Постсоветское в «Иванове» прёт отовсюду, из всех щелей. Возможно, всё дело в Киеве (в нём прошла основная часть съёмок), застывшем после распада в анабиозе и не разбуженном обеими революциями, а может быть, это привносят непрофессиональные неактёры, уплотняющие и без того филигранный сценарий собственными повадками. В них много сорокинских — но и каких-то очень человеческих черт. Режиссёр предпочитает не низводить никого до аморфных концепций. Водитель Иванова рассказывает ему обо всех событиях дня — ещё и в терминах а-ля «ништяк», «одни молодцы», «супер-классно». Его друг (экс-ресторатор и режиссёр Илья Демичев) под звон гимна России на телефоне возбуждённо кричит: «Убивает нас всё это, понимаешь, люди, погода. Проклятое место это, П-Р-О-К-Л-Я-Т-О-Е». Арт-дилер в галерее современного искусства, построенной для отмывания денег, среди прочих выделяет картину за то, что на ней акварелью проработан каждый кирпич, между делом пробуя подобрать шифр из заумных выражений к изящной клиентке (она отвечает ему «безусловно»). В историях, которые герои друг другу рассказывают, фигурирует «парень с нутром», переспавший с девушкой друга через час после того, как друга порезали. «С нутром», потому что, пока е**л, было стыдно. Остальные персонажи — от тучного следователя с бластером Nerf на столе (с Ивановым во второй раз они пересекутся в магазине игрушек) до бандита-предпринимателя Теребенько, решающего деловые вопросы, подбросив к небу монетку, — такие же.

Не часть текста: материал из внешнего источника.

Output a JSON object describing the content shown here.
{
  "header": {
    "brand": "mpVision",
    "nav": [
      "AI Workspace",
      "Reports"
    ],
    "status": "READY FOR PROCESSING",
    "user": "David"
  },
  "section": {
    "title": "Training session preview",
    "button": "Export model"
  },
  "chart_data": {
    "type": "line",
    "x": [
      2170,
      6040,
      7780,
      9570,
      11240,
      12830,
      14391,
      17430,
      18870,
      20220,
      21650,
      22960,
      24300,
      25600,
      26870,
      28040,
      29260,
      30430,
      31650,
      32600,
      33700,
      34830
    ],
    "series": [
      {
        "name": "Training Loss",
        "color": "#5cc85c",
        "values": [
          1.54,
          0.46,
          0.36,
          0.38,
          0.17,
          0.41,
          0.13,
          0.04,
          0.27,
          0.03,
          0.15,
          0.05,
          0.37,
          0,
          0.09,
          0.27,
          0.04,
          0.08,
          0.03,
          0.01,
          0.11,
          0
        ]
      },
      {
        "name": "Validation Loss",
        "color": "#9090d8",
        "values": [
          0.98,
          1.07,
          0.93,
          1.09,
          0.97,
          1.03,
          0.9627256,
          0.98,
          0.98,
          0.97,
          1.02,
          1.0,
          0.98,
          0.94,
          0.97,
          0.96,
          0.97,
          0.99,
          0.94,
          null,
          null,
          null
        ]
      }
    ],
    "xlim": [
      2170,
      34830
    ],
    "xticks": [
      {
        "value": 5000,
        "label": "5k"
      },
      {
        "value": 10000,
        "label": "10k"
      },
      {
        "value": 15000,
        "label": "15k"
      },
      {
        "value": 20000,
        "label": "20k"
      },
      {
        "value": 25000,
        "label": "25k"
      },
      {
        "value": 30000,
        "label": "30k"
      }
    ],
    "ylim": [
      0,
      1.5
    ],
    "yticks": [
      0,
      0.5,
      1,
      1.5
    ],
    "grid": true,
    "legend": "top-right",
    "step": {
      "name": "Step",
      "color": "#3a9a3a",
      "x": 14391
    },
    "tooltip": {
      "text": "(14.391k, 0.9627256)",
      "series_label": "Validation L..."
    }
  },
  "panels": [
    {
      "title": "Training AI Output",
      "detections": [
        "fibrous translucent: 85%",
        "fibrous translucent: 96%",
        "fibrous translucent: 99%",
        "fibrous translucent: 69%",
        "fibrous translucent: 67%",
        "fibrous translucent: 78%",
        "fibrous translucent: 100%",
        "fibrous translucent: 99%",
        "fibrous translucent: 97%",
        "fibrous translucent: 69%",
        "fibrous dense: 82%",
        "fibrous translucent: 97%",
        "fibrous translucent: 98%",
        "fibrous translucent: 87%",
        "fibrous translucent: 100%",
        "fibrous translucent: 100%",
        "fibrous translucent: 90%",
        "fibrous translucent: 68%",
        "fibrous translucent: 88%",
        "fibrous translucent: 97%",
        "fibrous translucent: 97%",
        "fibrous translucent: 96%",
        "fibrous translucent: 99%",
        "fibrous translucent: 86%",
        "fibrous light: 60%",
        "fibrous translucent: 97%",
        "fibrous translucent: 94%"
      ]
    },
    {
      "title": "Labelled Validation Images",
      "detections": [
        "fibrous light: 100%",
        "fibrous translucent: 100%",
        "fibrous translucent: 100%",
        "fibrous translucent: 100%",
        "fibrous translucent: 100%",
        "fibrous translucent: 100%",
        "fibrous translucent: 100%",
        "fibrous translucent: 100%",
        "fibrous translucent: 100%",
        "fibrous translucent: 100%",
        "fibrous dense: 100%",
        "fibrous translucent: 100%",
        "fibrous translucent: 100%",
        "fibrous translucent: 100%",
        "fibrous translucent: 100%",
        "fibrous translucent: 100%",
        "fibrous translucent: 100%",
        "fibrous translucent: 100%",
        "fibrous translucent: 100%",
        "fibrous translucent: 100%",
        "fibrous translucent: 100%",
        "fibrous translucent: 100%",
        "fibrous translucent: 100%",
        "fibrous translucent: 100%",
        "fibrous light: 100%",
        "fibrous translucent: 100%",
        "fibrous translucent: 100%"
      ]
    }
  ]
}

Украина для постсоветских — лихое пространства, территория полного беззакония, идеальное прибежище для эскаписта, где вдобавок подзаработать можно. Новый Кавказ и новые Гавайи одновременно. В другом бы фильме герой, родители которого погибли в день назначения Андропова, вырос блюстителем прав и вестником нового общества, но Фалькович-Иванов, как настоящий романтик, купается в курортных сиюминутных утехах: он ходит в клубы, вкусно ест, сладко спит, снимает девушек программными стихотворениями Пушкина-Лермонтова. Главное, что сто одёжек, и все без застёжек, а ещё — что во дворе трава, а на траве дрова, а потеря — это объективная реальность, данная нам в ощущениях, — и лицо к лицу и руку медленно так на задницу.
Фалькович убрал практически все причины, оставив следствия. Этот час пятнадцать мы проживаем в герметичном мирке с героем, проецирующим холодное спокойствие к изменчивым обстоятельствам и эгоцентричный интерес к миру вокруг. А вокруг тут свобода — намерений, поведения, действий — и, что бывает ей свойственно, завораживающая амбивалентность вещей. Оцените только: титры шутят, что одного героя убили два почти чеховских персонажа — человек с нутром и с большой душой.